The optimal dose of pomalidomide is also unclear. The Phase I portion of the MM-002 trial concluded the maximum tolerated dose is 4 mg daily administered on days 1–21 of a 28-day schedule. In our studies we have employed continuous daily dosing. In the present study, we allowed patients to escalate from 2 to 4 mg daily if there was a suboptimal response. Among the eight who escalated, one patient saw improvement (stable disease to confirmed partial response). It is not clear whether response rates would be better with a starting dose of 4 mg daily, rather than waiting to escalate to the 4 mg dose once the cells were already resistant. We are now accruing patients to follow-up studies in which patients with relapsed/refractory myeloma are treated with a starting dose of 4 mg per day administered continuously.

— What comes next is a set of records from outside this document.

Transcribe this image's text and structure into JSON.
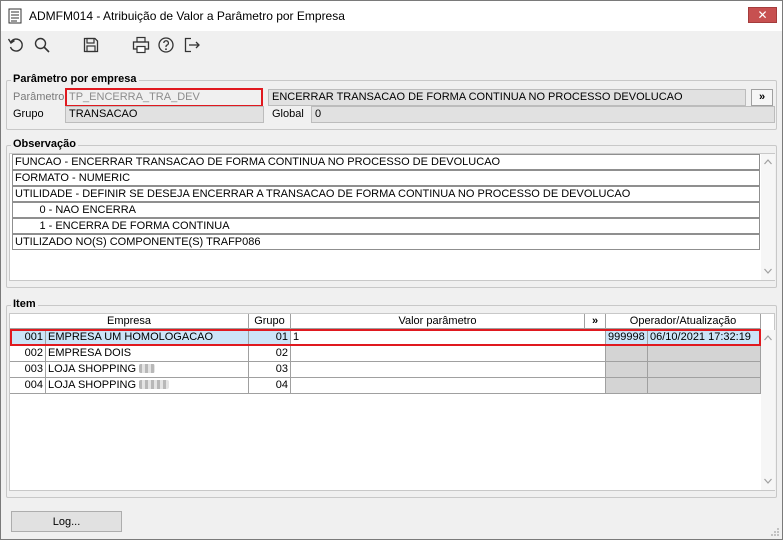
{
  "window": {
    "title": "ADMFM014 - Atribuição de Valor a Parâmetro por Empresa",
    "close_label": "✕"
  },
  "toolbar": {
    "icons": [
      "undo-icon",
      "search-icon",
      "save-icon",
      "print-icon",
      "help-icon",
      "exit-icon"
    ]
  },
  "parametro_group": {
    "legend": "Parâmetro por empresa",
    "parametro_label": "Parâmetro",
    "parametro_value": "TP_ENCERRA_TRA_DEV",
    "descricao_value": "ENCERRAR TRANSACAO DE FORMA CONTINUA NO PROCESSO DEVOLUCAO",
    "more_label": "»",
    "grupo_label": "Grupo",
    "grupo_value": "TRANSACAO",
    "global_label": "Global",
    "global_value": "0"
  },
  "observacao": {
    "legend": "Observação",
    "lines": [
      "FUNCAO - ENCERRAR TRANSACAO DE FORMA CONTINUA NO PROCESSO DE DEVOLUCAO",
      "FORMATO - NUMERIC",
      "UTILIDADE - DEFINIR SE DESEJA ENCERRAR A TRANSACAO DE FORMA CONTINUA NO PROCESSO DE DEVOLUCAO",
      "        0 - NAO ENCERRA",
      "        1 - ENCERRA DE FORMA CONTINUA",
      "UTILIZADO NO(S) COMPONENTE(S) TRAFP086"
    ]
  },
  "item": {
    "legend": "Item",
    "headers": {
      "empresa": "Empresa",
      "grupo": "Grupo",
      "valor": "Valor parâmetro",
      "more": "»",
      "operador": "Operador/Atualização"
    },
    "rows": [
      {
        "code": "001",
        "empresa": "EMPRESA UM HOMOLOGACAO",
        "grupo": "01",
        "valor": "1",
        "operador": "999998",
        "atualizacao": "06/10/2021 17:32:19"
      },
      {
        "code": "002",
        "empresa": "EMPRESA DOIS",
        "grupo": "02",
        "valor": "",
        "operador": "",
        "atualizacao": ""
      },
      {
        "code": "003",
        "empresa": "LOJA SHOPPING",
        "grupo": "03",
        "valor": "",
        "operador": "",
        "atualizacao": ""
      },
      {
        "code": "004",
        "empresa": "LOJA SHOPPING",
        "grupo": "04",
        "valor": "",
        "operador": "",
        "atualizacao": ""
      }
    ]
  },
  "footer": {
    "log_label": "Log..."
  }
}
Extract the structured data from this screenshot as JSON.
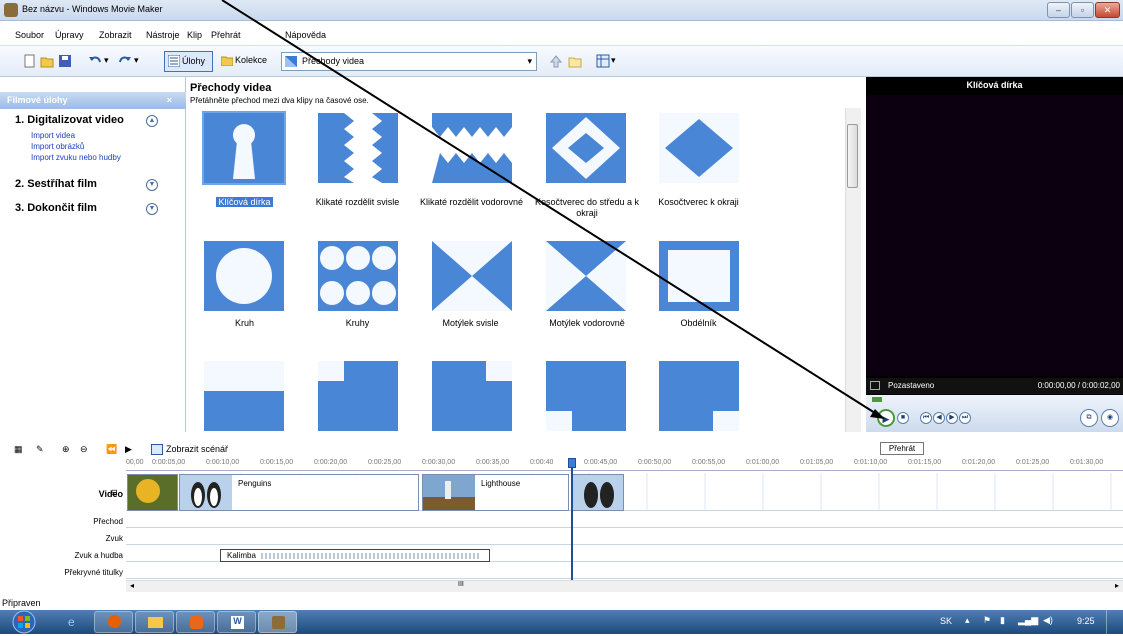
{
  "window": {
    "title": "Bez názvu - Windows Movie Maker"
  },
  "menu": [
    "Soubor",
    "Úpravy",
    "Zobrazit",
    "Nástroje",
    "Klip",
    "Přehrát",
    "Nápověda"
  ],
  "toolbar": {
    "tasks_label": "Úlohy",
    "collections_label": "Kolekce",
    "view_select": "Přechody videa"
  },
  "taskpane": {
    "header": "Filmové úlohy",
    "close": "×",
    "sections": [
      {
        "title": "1. Digitalizovat video",
        "links": [
          "Import videa",
          "Import obrázků",
          "Import zvuku nebo hudby"
        ]
      },
      {
        "title": "2. Sestříhat film",
        "links": []
      },
      {
        "title": "3. Dokončit film",
        "links": []
      }
    ]
  },
  "transitions": {
    "title": "Přechody videa",
    "subtitle": "Přetáhněte přechod mezi dva klipy na časové ose.",
    "items": [
      {
        "label": "Klíčová dírka",
        "selected": true
      },
      {
        "label": "Klikaté rozdělit svisle"
      },
      {
        "label": "Klikaté rozdělit vodorovné"
      },
      {
        "label": "Kosočtverec do středu a k okraji"
      },
      {
        "label": "Kosočtverec k okraji"
      },
      {
        "label": "Kruh"
      },
      {
        "label": "Kruhy"
      },
      {
        "label": "Motýlek svisle"
      },
      {
        "label": "Motýlek vodorovně"
      },
      {
        "label": "Obdélník"
      }
    ]
  },
  "preview": {
    "title": "Klíčová dírka",
    "status": "Pozastaveno",
    "time": "0:00:00,00 / 0:00:02,00",
    "tooltip": "Přehrát"
  },
  "timeline": {
    "storyboard_label": "Zobrazit scénář",
    "ticks": [
      "00,00",
      "0:00:05,00",
      "0:00:10,00",
      "0:00:15,00",
      "0:00:20,00",
      "0:00:25,00",
      "0:00:30,00",
      "0:00:35,00",
      "0:00:40",
      "0:00:45,00",
      "0:00:50,00",
      "0:00:55,00",
      "0:01:00,00",
      "0:01:05,00",
      "0:01:10,00",
      "0:01:15,00",
      "0:01:20,00",
      "0:01:25,00",
      "0:01:30,00"
    ],
    "tracks": [
      "Video",
      "Přechod",
      "Zvuk",
      "Zvuk a hudba",
      "Překryvné titulky"
    ],
    "clips": [
      "Penguins",
      "Lighthouse"
    ],
    "audio_clip": "Kalimba",
    "scroll_mark": "III"
  },
  "status": {
    "text": "Připraven"
  },
  "taskbar": {
    "lang": "SK",
    "clock": "9:25"
  },
  "colors": {
    "accent": "#3a7bd5",
    "thumb_blue": "#4a86d6",
    "preview_bg": "#000000"
  }
}
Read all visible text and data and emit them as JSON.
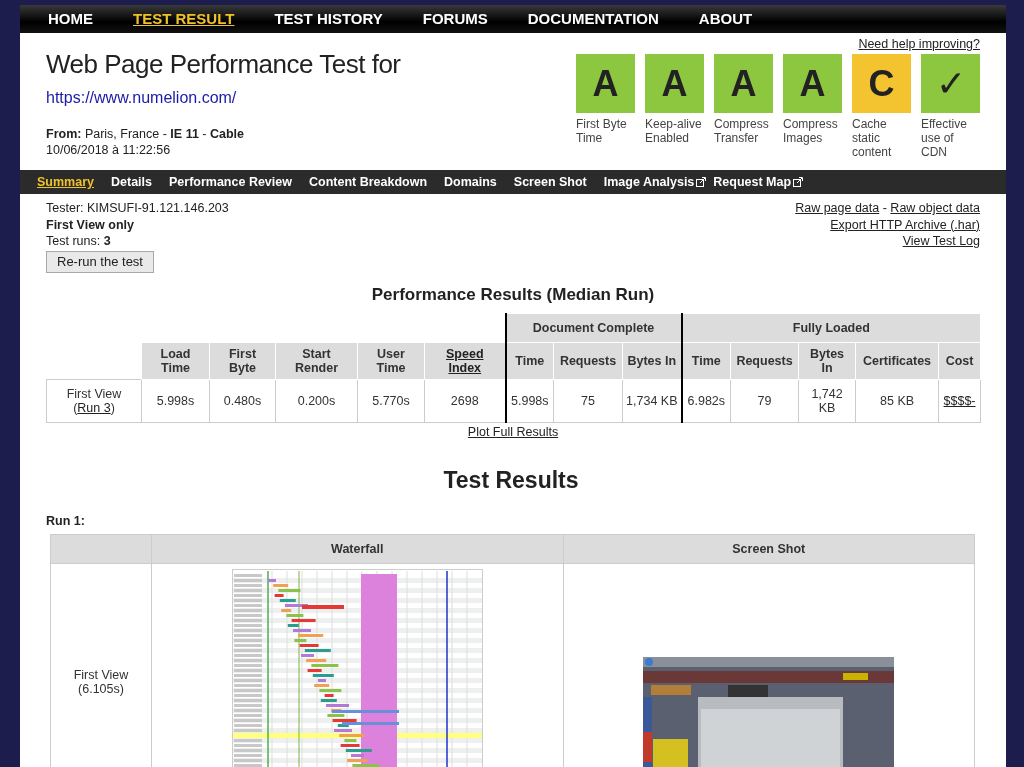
{
  "top_nav": [
    {
      "label": "HOME",
      "selected": false
    },
    {
      "label": "TEST RESULT",
      "selected": true
    },
    {
      "label": "TEST HISTORY",
      "selected": false
    },
    {
      "label": "FORUMS",
      "selected": false
    },
    {
      "label": "DOCUMENTATION",
      "selected": false
    },
    {
      "label": "ABOUT",
      "selected": false
    }
  ],
  "header": {
    "title": "Web Page Performance Test for",
    "url": "https://www.numelion.com/",
    "from": "**From:** Paris, France - **IE 11** - **Cable**",
    "date": "10/06/2018 à 11:22:56",
    "help_link": "Need help improving?"
  },
  "grades": [
    {
      "grade": "A",
      "label": "First Byte Time",
      "color": "#8dc63f"
    },
    {
      "grade": "A",
      "label": "Keep-alive Enabled",
      "color": "#8dc63f"
    },
    {
      "grade": "A",
      "label": "Compress Transfer",
      "color": "#8dc63f"
    },
    {
      "grade": "A",
      "label": "Compress Images",
      "color": "#8dc63f"
    },
    {
      "grade": "C",
      "label": "Cache static content",
      "color": "#f4c430"
    },
    {
      "grade": "✓",
      "label": "Effective use of CDN",
      "color": "#8dc63f"
    }
  ],
  "sub_nav": [
    {
      "label": "Summary",
      "selected": true,
      "external": false
    },
    {
      "label": "Details",
      "selected": false,
      "external": false
    },
    {
      "label": "Performance Review",
      "selected": false,
      "external": false
    },
    {
      "label": "Content Breakdown",
      "selected": false,
      "external": false
    },
    {
      "label": "Domains",
      "selected": false,
      "external": false
    },
    {
      "label": "Screen Shot",
      "selected": false,
      "external": false
    },
    {
      "label": "Image Analysis",
      "selected": false,
      "external": true
    },
    {
      "label": "Request Map",
      "selected": false,
      "external": true
    }
  ],
  "test_info": {
    "tester": "Tester: KIMSUFI-91.121.146.203",
    "view": "First View only",
    "runs": "Test runs: **3**",
    "rerun_button": "Re-run the test",
    "link_rows": [
      {
        "links": [
          "Raw page data",
          "Raw object data"
        ],
        "separator": "-"
      },
      {
        "links": [
          "Export HTTP Archive (.har)"
        ]
      },
      {
        "links": [
          "View Test Log"
        ]
      }
    ]
  },
  "results": {
    "title": "Performance Results (Median Run)",
    "groups": [
      {
        "columns": [
          {
            "label": "Load Time",
            "link": false
          },
          {
            "label": "First Byte",
            "link": false
          },
          {
            "label": "Start Render",
            "link": false
          },
          {
            "label": "User Time",
            "link": false
          },
          {
            "label": "Speed Index",
            "link": true
          }
        ]
      },
      {
        "label": "Document Complete",
        "columns": [
          {
            "label": "Time",
            "link": false
          },
          {
            "label": "Requests",
            "link": false
          },
          {
            "label": "Bytes In",
            "link": false
          }
        ]
      },
      {
        "label": "Fully Loaded",
        "columns": [
          {
            "label": "Time",
            "link": false
          },
          {
            "label": "Requests",
            "link": false
          },
          {
            "label": "Bytes In",
            "link": false
          },
          {
            "label": "Certificates",
            "link": false
          },
          {
            "label": "Cost",
            "link": false
          }
        ]
      }
    ],
    "rows": [
      {
        "label": "First View (",
        "run_link": "Run 3",
        "label_end": ")",
        "cells": [
          {
            "value": "5.998s",
            "link": false
          },
          {
            "value": "0.480s",
            "link": false
          },
          {
            "value": "0.200s",
            "link": false
          },
          {
            "value": "5.770s",
            "link": false
          },
          {
            "value": "2698",
            "link": false
          },
          {
            "value": "5.998s",
            "link": false
          },
          {
            "value": "75",
            "link": false
          },
          {
            "value": "1,734 KB",
            "link": false
          },
          {
            "value": "6.982s",
            "link": false
          },
          {
            "value": "79",
            "link": false
          },
          {
            "value": "1,742 KB",
            "link": false
          },
          {
            "value": "85 KB",
            "link": false
          },
          {
            "value": "$$$$-",
            "link": true
          }
        ]
      }
    ],
    "plot_link": "Plot Full Results"
  },
  "test_results": {
    "title": "Test Results",
    "runs": [
      {
        "label": "Run 1:",
        "columns": [
          "Waterfall",
          "Screen Shot"
        ],
        "rows": [
          {
            "label": "First View",
            "time": "(6.105s)"
          }
        ]
      }
    ]
  }
}
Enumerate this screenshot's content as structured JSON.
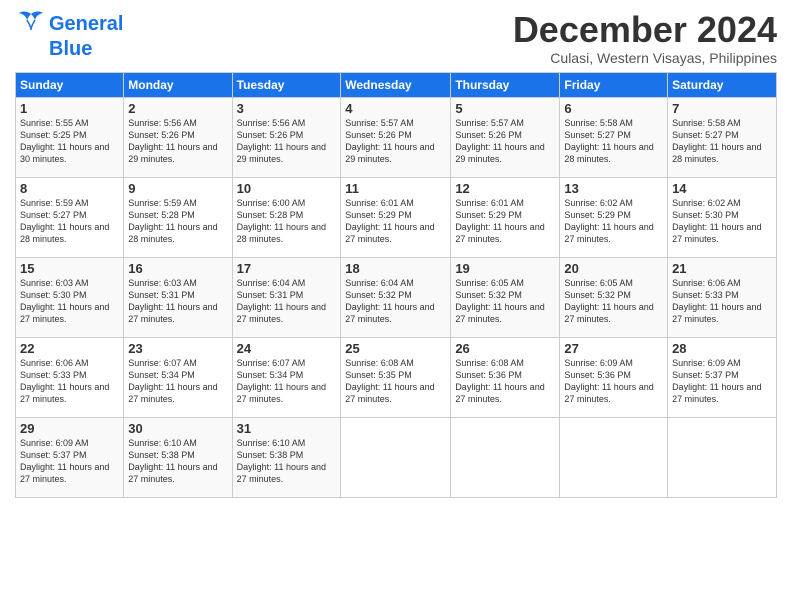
{
  "logo": {
    "line1": "General",
    "line2": "Blue"
  },
  "title": "December 2024",
  "subtitle": "Culasi, Western Visayas, Philippines",
  "days_of_week": [
    "Sunday",
    "Monday",
    "Tuesday",
    "Wednesday",
    "Thursday",
    "Friday",
    "Saturday"
  ],
  "weeks": [
    [
      {
        "num": "1",
        "rise": "5:55 AM",
        "set": "5:25 PM",
        "daylight": "11 hours and 30 minutes."
      },
      {
        "num": "2",
        "rise": "5:56 AM",
        "set": "5:26 PM",
        "daylight": "11 hours and 29 minutes."
      },
      {
        "num": "3",
        "rise": "5:56 AM",
        "set": "5:26 PM",
        "daylight": "11 hours and 29 minutes."
      },
      {
        "num": "4",
        "rise": "5:57 AM",
        "set": "5:26 PM",
        "daylight": "11 hours and 29 minutes."
      },
      {
        "num": "5",
        "rise": "5:57 AM",
        "set": "5:26 PM",
        "daylight": "11 hours and 29 minutes."
      },
      {
        "num": "6",
        "rise": "5:58 AM",
        "set": "5:27 PM",
        "daylight": "11 hours and 28 minutes."
      },
      {
        "num": "7",
        "rise": "5:58 AM",
        "set": "5:27 PM",
        "daylight": "11 hours and 28 minutes."
      }
    ],
    [
      {
        "num": "8",
        "rise": "5:59 AM",
        "set": "5:27 PM",
        "daylight": "11 hours and 28 minutes."
      },
      {
        "num": "9",
        "rise": "5:59 AM",
        "set": "5:28 PM",
        "daylight": "11 hours and 28 minutes."
      },
      {
        "num": "10",
        "rise": "6:00 AM",
        "set": "5:28 PM",
        "daylight": "11 hours and 28 minutes."
      },
      {
        "num": "11",
        "rise": "6:01 AM",
        "set": "5:29 PM",
        "daylight": "11 hours and 27 minutes."
      },
      {
        "num": "12",
        "rise": "6:01 AM",
        "set": "5:29 PM",
        "daylight": "11 hours and 27 minutes."
      },
      {
        "num": "13",
        "rise": "6:02 AM",
        "set": "5:29 PM",
        "daylight": "11 hours and 27 minutes."
      },
      {
        "num": "14",
        "rise": "6:02 AM",
        "set": "5:30 PM",
        "daylight": "11 hours and 27 minutes."
      }
    ],
    [
      {
        "num": "15",
        "rise": "6:03 AM",
        "set": "5:30 PM",
        "daylight": "11 hours and 27 minutes."
      },
      {
        "num": "16",
        "rise": "6:03 AM",
        "set": "5:31 PM",
        "daylight": "11 hours and 27 minutes."
      },
      {
        "num": "17",
        "rise": "6:04 AM",
        "set": "5:31 PM",
        "daylight": "11 hours and 27 minutes."
      },
      {
        "num": "18",
        "rise": "6:04 AM",
        "set": "5:32 PM",
        "daylight": "11 hours and 27 minutes."
      },
      {
        "num": "19",
        "rise": "6:05 AM",
        "set": "5:32 PM",
        "daylight": "11 hours and 27 minutes."
      },
      {
        "num": "20",
        "rise": "6:05 AM",
        "set": "5:32 PM",
        "daylight": "11 hours and 27 minutes."
      },
      {
        "num": "21",
        "rise": "6:06 AM",
        "set": "5:33 PM",
        "daylight": "11 hours and 27 minutes."
      }
    ],
    [
      {
        "num": "22",
        "rise": "6:06 AM",
        "set": "5:33 PM",
        "daylight": "11 hours and 27 minutes."
      },
      {
        "num": "23",
        "rise": "6:07 AM",
        "set": "5:34 PM",
        "daylight": "11 hours and 27 minutes."
      },
      {
        "num": "24",
        "rise": "6:07 AM",
        "set": "5:34 PM",
        "daylight": "11 hours and 27 minutes."
      },
      {
        "num": "25",
        "rise": "6:08 AM",
        "set": "5:35 PM",
        "daylight": "11 hours and 27 minutes."
      },
      {
        "num": "26",
        "rise": "6:08 AM",
        "set": "5:36 PM",
        "daylight": "11 hours and 27 minutes."
      },
      {
        "num": "27",
        "rise": "6:09 AM",
        "set": "5:36 PM",
        "daylight": "11 hours and 27 minutes."
      },
      {
        "num": "28",
        "rise": "6:09 AM",
        "set": "5:37 PM",
        "daylight": "11 hours and 27 minutes."
      }
    ],
    [
      {
        "num": "29",
        "rise": "6:09 AM",
        "set": "5:37 PM",
        "daylight": "11 hours and 27 minutes."
      },
      {
        "num": "30",
        "rise": "6:10 AM",
        "set": "5:38 PM",
        "daylight": "11 hours and 27 minutes."
      },
      {
        "num": "31",
        "rise": "6:10 AM",
        "set": "5:38 PM",
        "daylight": "11 hours and 27 minutes."
      },
      null,
      null,
      null,
      null
    ]
  ]
}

We conclude that the combination of Pom/dex is highly active and well tolerated in the treatment of lenalidomide-refractory MM. Toxicity in this trial was mild, and consisted primarily of neutropenia. Although waiting for the data to mature for the survival endpoints, we plan to further investigate the effect of Pom/dex in phase II trials for patients refractory to both lenalidomide and bortezomib (dual-refractory disease). Data from this phase II study also justifies further exploration of pomalidomide in combination with other novel agents.
This trial was funded by Celgene Corporation.
This study was presented at the American Society of Hematology Annual meeting in New Orleans December 2009.
Conflict of interest
The authors declare no conflict of interest.